Cloud Research at Harvard

High Performance Cloud Computing

Our research at Harvard addresses the challenges of cloud systems for the efficient and scalable execution of large-scale compute- and data-intensive applications. Our research agenda is driven by the critical role large-scale computing and data processing will play in tomorrow’s society, research and business environments. Data is growing faster than ever before, more data has been created in the past two years than in the entire previous history. By the year 2020, our accumulated data will grow from 4.4 zettabytes today to around 44 zettabytes, we will have over 6.1 billion smartphone users globally and there will be over 50 billion connected IoT devices in the world, all developed to collect and share data.

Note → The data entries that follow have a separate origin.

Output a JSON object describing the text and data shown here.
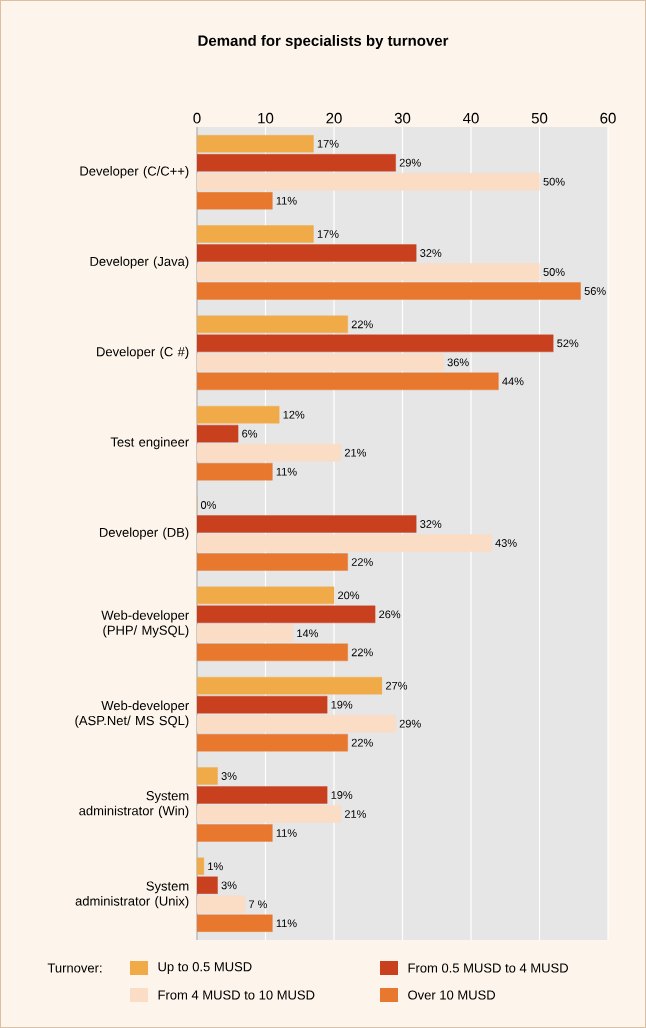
{
  "chart_data": {
    "type": "bar",
    "orientation": "horizontal",
    "title": "Demand for specialists by turnover",
    "legend_title": "Turnover:",
    "legend": "bottom",
    "grid": "x",
    "categories": [
      "Developer (C/C++)",
      "Developer (Java)",
      "Developer (C #)",
      "Test engineer",
      "Developer (DB)",
      "Web-developer (PHP/ MySQL)",
      "Web-developer (ASP.Net/ MS SQL)",
      "System administrator (Win)",
      "System administrator (Unix)"
    ],
    "xlim": [
      0,
      60
    ],
    "xticks": [
      0,
      10,
      20,
      30,
      40,
      50,
      60
    ],
    "series": [
      {
        "name": "Up to 0.5 MUSD",
        "color": "#f0aa48",
        "values": [
          17,
          17,
          22,
          12,
          0,
          20,
          27,
          3,
          1
        ],
        "value_labels": [
          "17%",
          "17%",
          "22%",
          "12%",
          "0%",
          "20%",
          "27%",
          "3%",
          "1%"
        ]
      },
      {
        "name": "From 0.5 MUSD to 4 MUSD",
        "color": "#c8401e",
        "values": [
          29,
          32,
          52,
          6,
          32,
          26,
          19,
          19,
          3
        ],
        "value_labels": [
          "29%",
          "32%",
          "52%",
          "6%",
          "32%",
          "26%",
          "19%",
          "19%",
          "3%"
        ]
      },
      {
        "name": "From 4 MUSD to 10 MUSD",
        "color": "#fbdcc4",
        "values": [
          50,
          50,
          36,
          21,
          43,
          14,
          29,
          21,
          7
        ],
        "value_labels": [
          "50%",
          "50%",
          "36%",
          "21%",
          "43%",
          "14%",
          "29%",
          "21%",
          "7 %"
        ]
      },
      {
        "name": "Over 10 MUSD",
        "color": "#e8782e",
        "values": [
          11,
          56,
          44,
          11,
          22,
          22,
          22,
          11,
          11
        ],
        "value_labels": [
          "11%",
          "56%",
          "44%",
          "11%",
          "22%",
          "22%",
          "22%",
          "11%",
          "11%"
        ]
      }
    ]
  }
}
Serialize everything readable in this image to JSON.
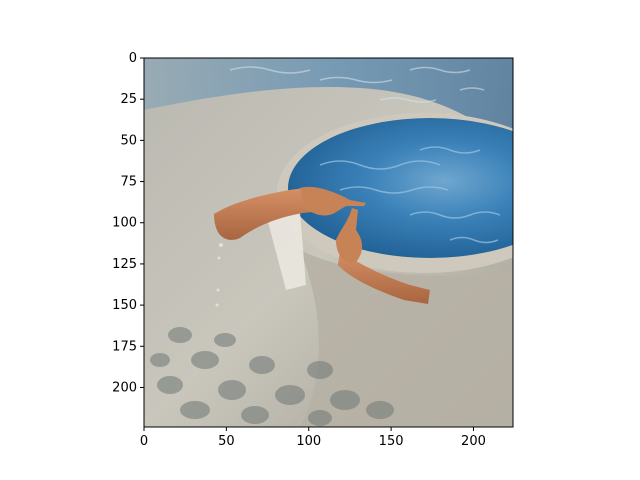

Our research group is extending the state of the art to achieve highly capable, robust, scalable cloud systems that are well suited to serving the infrastructure needs of large-scale computing anda data processing in an increasingly distributed world.

Main research interests within the area of high-performance cloud computing includes:

Distributed and disaggregated cloud systems 

No matter how powerful individual computers, computing clusters or cloud providers become, there are still reasons to harness the power of multiple systems to fulfill the security, performance or cost needs of modern computing and data processing applications. One example is the use of hybrid cloud environments for the cost-effective execution of applications with variability of workload patterns. Other example is the use of multiple cloud systems spread across large geographic areas for the execution of highly responsive services, which require low latency, or edge computing analytics, which require processing of data where it is produced.

Data-centric cloud architectures 

The operation of very large volumes of data in order to get their insights in real time presents new challenges and opportunities for future cloud infrastructures. Addressing these needs requires a redesign of future cloud architectures and how they can interoperate to create distributed environments. This means a paradigm shift in cloud design from computational to data exploration that requires infrastructures to be data-centric in order to minimize data movement by bringing compute to data.